I am with you Solarflare, I bought the Tamron 17-50mm few years ago used for $300.  It is a great lens and I enjoy it everytime I have that lens mounted on my camera.  I am pretty sure if I get a full frame body, I will keep a crop body as a spare or when I need to use my telephoto lens at the zoo or something similar.  So I can still enjoy that lens.

But even if I do not want it, I am sure I can sell it for $300 very quick now based on it's condition.  I do not think I will throw away my money.  In fact, I sold 6 lenses  and all of them sold more than what I bought them for.   You just need to know how the game work.  Thanks to good quality glass and/or lenses price are keep going up.


----------



## TCampbell (Jan 18, 2013)

dmunsie said:


> I have in my hands the 5D III. The EF 14mm f/2.8L II USM lens arrives tomorrow. Now I have to learn photography.  lol... Thanks for all the comments, much appreciated.




Oh WOW!  You did have a bit of spending money.

I have the 5D III and the 14mm f/2.8 lens and I can tell you they're both amazing.  The 14mm is QUITE wide (remember this is a full-frame camera so that's like using an 8.75mm on a crop-body).  Normally that'd be in the territory of fish-eye except the Canon 14mm is a rectilinear wide angle lens -- it's is quite impressive (and frankly I still don't think I've learn to exploit it as well I should.)

I didn't get to chime in earlier but I think you'll be quite happy with the 5D III.  The 5D II was also a great camera except it had the same focusing system as the Rebel bodies -- kinda basic and for action photography the 7D was a better camera.  But now the 5D III basically uses the focus system from the 1D X which is considerably better than the 7D.  This means the 5D III is great for both action and stills.  

I'm still getting used to the focus system and, while I learn, I have all the modes on.  But I am finding that I use some modes a lot more than others, so I'm likely to disable a few of the modes (you can "hide" them so that when you want to hop from mode to mode quickly you don't have to go through every mode along the way.)

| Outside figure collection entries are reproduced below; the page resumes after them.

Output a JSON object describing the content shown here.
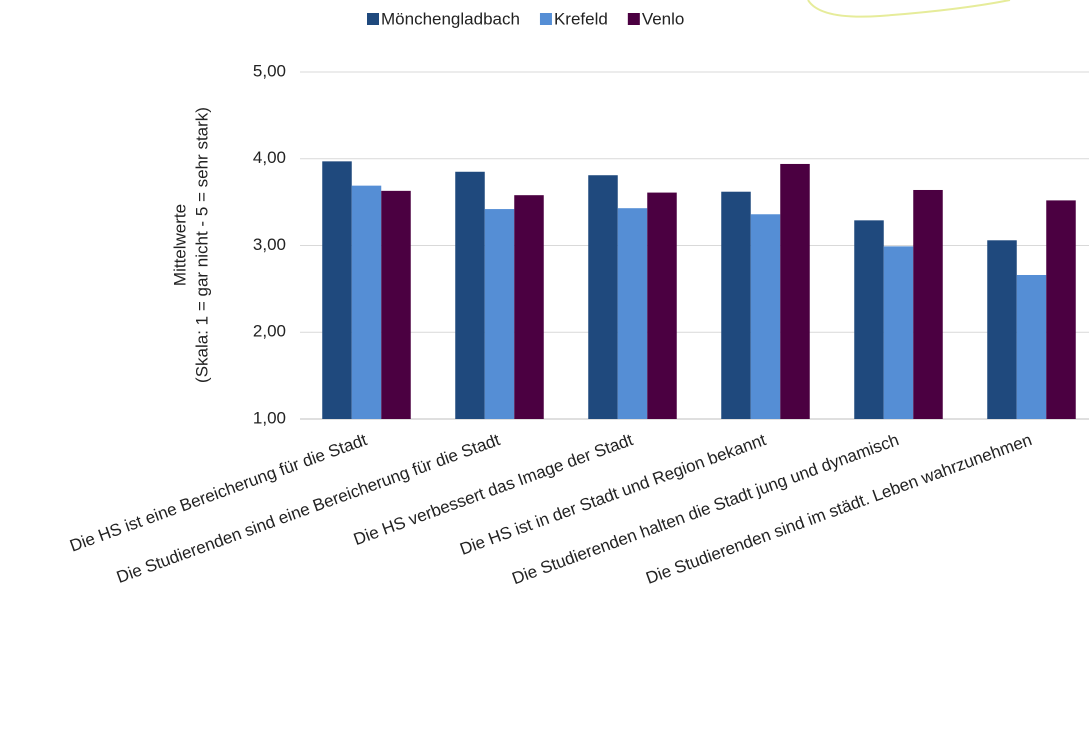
{
  "chart_data": {
    "type": "bar",
    "ylabel": [
      "Mittelwerte",
      "(Skala: 1 = gar nicht - 5 = sehr stark)"
    ],
    "categories": [
      "Die HS ist eine Bereicherung für die Stadt",
      "Die Studierenden sind eine Bereicherung für die Stadt",
      "Die HS verbessert das Image der Stadt",
      "Die HS ist in der Stadt und Region bekannt",
      "Die Studierenden  halten die Stadt  jung und dynamisch",
      "Die Studierenden sind im städt. Leben wahrzunehmen"
    ],
    "series": [
      {
        "name": "Mönchengladbach",
        "color": "#1f497d",
        "values": [
          3.97,
          3.85,
          3.81,
          3.62,
          3.29,
          3.06
        ]
      },
      {
        "name": "Krefeld",
        "color": "#558ed5",
        "values": [
          3.69,
          3.42,
          3.43,
          3.36,
          2.99,
          2.66
        ]
      },
      {
        "name": "Venlo",
        "color": "#4b0041",
        "values": [
          3.63,
          3.58,
          3.61,
          3.94,
          3.64,
          3.52
        ]
      }
    ],
    "ylim": [
      1,
      5
    ],
    "yticks": [
      {
        "value": 1,
        "label": "1,00"
      },
      {
        "value": 2,
        "label": "2,00"
      },
      {
        "value": 3,
        "label": "3,00"
      },
      {
        "value": 4,
        "label": "4,00"
      },
      {
        "value": 5,
        "label": "5,00"
      }
    ],
    "grid": true
  }
}
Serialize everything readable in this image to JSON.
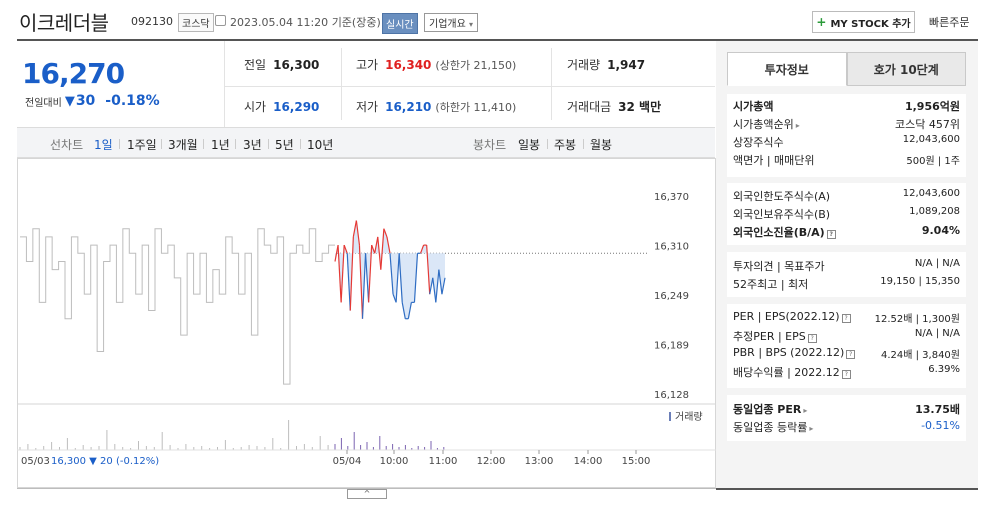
{
  "header": {
    "name": "이크레더블",
    "code": "092130",
    "market": "코스닥",
    "datetime": "2023.05.04 11:20",
    "basis": "기준(장중)",
    "live": "실시간",
    "company_info": "기업개요",
    "my_stock": "MY STOCK 추가",
    "quick_order": "빠른주문"
  },
  "summary": {
    "price": "16,270",
    "change_label": "전일대비",
    "change_arrow": "▼",
    "change": "30",
    "change_pct": "-0.18%",
    "prev_label": "전일",
    "prev": "16,300",
    "open_label": "시가",
    "open": "16,290",
    "high_label": "고가",
    "high": "16,340",
    "upper_limit": "(상한가 21,150)",
    "low_label": "저가",
    "low": "16,210",
    "lower_limit": "(하한가 11,410)",
    "volume_label": "거래량",
    "volume": "1,947",
    "amount_label": "거래대금",
    "amount": "32 백만"
  },
  "periods": {
    "line_label": "선차트",
    "line_items": [
      "1일",
      "1주일",
      "3개월",
      "1년",
      "3년",
      "5년",
      "10년"
    ],
    "candle_label": "봉차트",
    "candle_items": [
      "일봉",
      "주봉",
      "월봉"
    ]
  },
  "chart_data": {
    "type": "line",
    "y_ticks": [
      "16,370",
      "16,310",
      "16,249",
      "16,189",
      "16,128"
    ],
    "ylim": [
      16128,
      16370
    ],
    "prev_close": 16300,
    "x_ticks": [
      "05/03",
      "05/04",
      "10:00",
      "11:00",
      "12:00",
      "13:00",
      "14:00",
      "15:00"
    ],
    "prev_day_summary": "05/03 16,300 ▼ 20 (-0.12%)",
    "volume_legend": "거래량",
    "prev_day_series": [
      16320,
      16290,
      16330,
      16240,
      16320,
      16280,
      16290,
      16220,
      16320,
      16300,
      16250,
      16310,
      16180,
      16290,
      16310,
      16240,
      16330,
      16300,
      16250,
      16310,
      16230,
      16330,
      16300,
      16310,
      16270,
      16200,
      16300,
      16250,
      16300,
      16240,
      16280,
      16250,
      16320,
      16300,
      16250,
      16300,
      16200,
      16330,
      16310,
      16300,
      16320,
      16140,
      16300,
      16310,
      16300,
      16330,
      16290,
      16300,
      16310,
      16310
    ],
    "today_series": [
      16290,
      16310,
      16240,
      16310,
      16300,
      16230,
      16320,
      16340,
      16310,
      16220,
      16300,
      16240,
      16310,
      16300,
      16320,
      16280,
      16330,
      16320,
      16300,
      16250,
      16240,
      16300,
      16240,
      16220,
      16220,
      16240,
      16240,
      16300,
      16300,
      16310,
      16310,
      16250,
      16270,
      16240,
      16280,
      16250,
      16270
    ]
  },
  "tabs": {
    "invest": "투자정보",
    "hoga": "호가 10단계"
  },
  "info1": {
    "mktcap_k": "시가총액",
    "mktcap_v": "1,956억원",
    "rank_k": "시가총액순위",
    "rank_v": "코스닥 457위",
    "shares_k": "상장주식수",
    "shares_v": "12,043,600",
    "face_k": "액면가 | 매매단위",
    "face_v": "500원 | 1주"
  },
  "info2": {
    "flimit_k": "외국인한도주식수(A)",
    "flimit_v": "12,043,600",
    "fhold_k": "외국인보유주식수(B)",
    "fhold_v": "1,089,208",
    "frate_k": "외국인소진율(B/A)",
    "frate_v": "9.04%"
  },
  "info3": {
    "opinion_k": "투자의견 | 목표주가",
    "opinion_v": "N/A | N/A",
    "w52_k": "52주최고 | 최저",
    "w52_v": "19,150 | 15,350"
  },
  "info4": {
    "per_k": "PER | EPS(2022.12)",
    "per_v": "12.52배 | 1,300원",
    "eper_k": "추정PER | EPS",
    "eper_v": "N/A | N/A",
    "pbr_k": "PBR | BPS (2022.12)",
    "pbr_v": "4.24배 | 3,840원",
    "div_k": "배당수익률 | 2022.12",
    "div_v": "6.39%"
  },
  "info5": {
    "sper_k": "동일업종 PER",
    "sper_v": "13.75배",
    "srate_k": "동일업종 등락률",
    "srate_v": "-0.51%"
  }
}
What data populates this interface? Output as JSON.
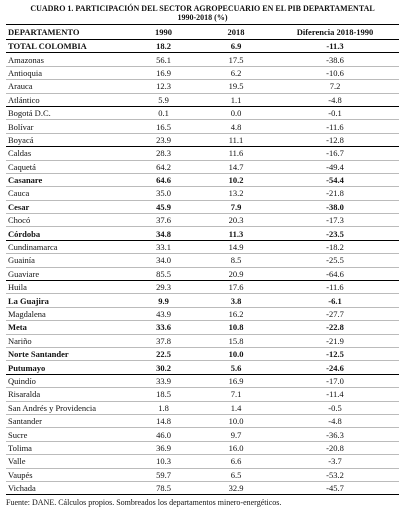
{
  "header": {
    "title": "CUADRO 1. PARTICIPACIÓN DEL SECTOR AGROPECUARIO EN EL PIB DEPARTAMENTAL",
    "subtitle": "1990-2018 (%)"
  },
  "table": {
    "columns": [
      "DEPARTAMENTO",
      "1990",
      "2018",
      "Diferencia 2018-1990"
    ],
    "rows": [
      {
        "cells": [
          "TOTAL COLOMBIA",
          "18.2",
          "6.9",
          "-11.3"
        ],
        "bold": true
      },
      {
        "cells": [
          "Amazonas",
          "56.1",
          "17.5",
          "-38.6"
        ]
      },
      {
        "cells": [
          "Antioquia",
          "16.9",
          "6.2",
          "-10.6"
        ]
      },
      {
        "cells": [
          "Arauca",
          "12.3",
          "19.5",
          "7.2"
        ]
      },
      {
        "cells": [
          "Atlántico",
          "5.9",
          "1.1",
          "-4.8"
        ]
      },
      {
        "cells": [
          "Bogotá D.C.",
          "0.1",
          "0.0",
          "-0.1"
        ]
      },
      {
        "cells": [
          "Bolívar",
          "16.5",
          "4.8",
          "-11.6"
        ]
      },
      {
        "cells": [
          "Boyacá",
          "23.9",
          "11.1",
          "-12.8"
        ]
      },
      {
        "cells": [
          "Caldas",
          "28.3",
          "11.6",
          "-16.7"
        ]
      },
      {
        "cells": [
          "Caquetá",
          "64.2",
          "14.7",
          "-49.4"
        ]
      },
      {
        "cells": [
          "Casanare",
          "64.6",
          "10.2",
          "-54.4"
        ],
        "bold": true
      },
      {
        "cells": [
          "Cauca",
          "35.0",
          "13.2",
          "-21.8"
        ]
      },
      {
        "cells": [
          "Cesar",
          "45.9",
          "7.9",
          "-38.0"
        ],
        "bold": true
      },
      {
        "cells": [
          "Chocó",
          "37.6",
          "20.3",
          "-17.3"
        ]
      },
      {
        "cells": [
          "Córdoba",
          "34.8",
          "11.3",
          "-23.5"
        ],
        "bold": true
      },
      {
        "cells": [
          "Cundinamarca",
          "33.1",
          "14.9",
          "-18.2"
        ]
      },
      {
        "cells": [
          "Guainía",
          "34.0",
          "8.5",
          "-25.5"
        ]
      },
      {
        "cells": [
          "Guaviare",
          "85.5",
          "20.9",
          "-64.6"
        ]
      },
      {
        "cells": [
          "Huila",
          "29.3",
          "17.6",
          "-11.6"
        ]
      },
      {
        "cells": [
          "La Guajira",
          "9.9",
          "3.8",
          "-6.1"
        ],
        "bold": true
      },
      {
        "cells": [
          "Magdalena",
          "43.9",
          "16.2",
          "-27.7"
        ]
      },
      {
        "cells": [
          "Meta",
          "33.6",
          "10.8",
          "-22.8"
        ],
        "bold": true
      },
      {
        "cells": [
          "Nariño",
          "37.8",
          "15.8",
          "-21.9"
        ]
      },
      {
        "cells": [
          "Norte Santander",
          "22.5",
          "10.0",
          "-12.5"
        ],
        "bold": true
      },
      {
        "cells": [
          "Putumayo",
          "30.2",
          "5.6",
          "-24.6"
        ],
        "bold": true
      },
      {
        "cells": [
          "Quindío",
          "33.9",
          "16.9",
          "-17.0"
        ]
      },
      {
        "cells": [
          "Risaralda",
          "18.5",
          "7.1",
          "-11.4"
        ]
      },
      {
        "cells": [
          "San Andrés y Providencia",
          "1.8",
          "1.4",
          "-0.5"
        ]
      },
      {
        "cells": [
          "Santander",
          "14.8",
          "10.0",
          "-4.8"
        ]
      },
      {
        "cells": [
          "Sucre",
          "46.0",
          "9.7",
          "-36.3"
        ]
      },
      {
        "cells": [
          "Tolima",
          "36.9",
          "16.0",
          "-20.8"
        ]
      },
      {
        "cells": [
          "Valle",
          "10.3",
          "6.6",
          "-3.7"
        ]
      },
      {
        "cells": [
          "Vaupés",
          "59.7",
          "6.5",
          "-53.2"
        ]
      },
      {
        "cells": [
          "Vichada",
          "78.5",
          "32.9",
          "-45.7"
        ]
      }
    ]
  },
  "footer": {
    "note": "Fuente: DANE. Cálculos propios. Sombreados los departamentos minero-energéticos."
  }
}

Make sure you watch Canon's series of 5D III tutorials:  Canon EOS 5D Mark III: On-Camera Tutorials - YouTube

They don't cover every feature... they mostly JUST cover the features that are new or unique to that body.


----------



## dmunsie (Jan 19, 2013)

Hi Tim - Thanks for the comments, much appreciated.  I just now finished my first hands on with the camera and the new 14mm lens. My first time looking through the view finder I was floored. Sooo wide, so much coverage. Keeping both eyes open just seems so natural with a full frame, I can't explain it, but with the t3i I was having a hard time adjusting to both eyes open, with this camera it's very relaxing and seems natural. Tomorrow I'm doing my first landscape shots, probably won't mess with any system settings except for putting the camera in raw. Will play with aperture priority and use similar settings as I was before and see where it leads me. Thanks for the links, will 100% check those out!


----------



## cwcaesar (Feb 6, 2013)

Gohar said:


> Go to the nearest canon service center and repair your camera



That was a totally random comment. :raisedbrow:


----------



## kathyt (Feb 6, 2013)

dmunsie said:


> I have in my hands the 5D III. The EF 14mm f/2.8L II USM lens arrives tomorrow. Now I have to learn photography.  lol... Thanks for all the comments, much appreciated.



You are very wise!


----------



## bigal1000 (Feb 6, 2013)

gw2424 said:


> I wouldn't necessarily look at the 5d mark III. The Mark 2 or Classic (Mark 1) would do just fine.
> 
> Good Luck



Maybe the 5D2,but the classic way too old technology.....


----------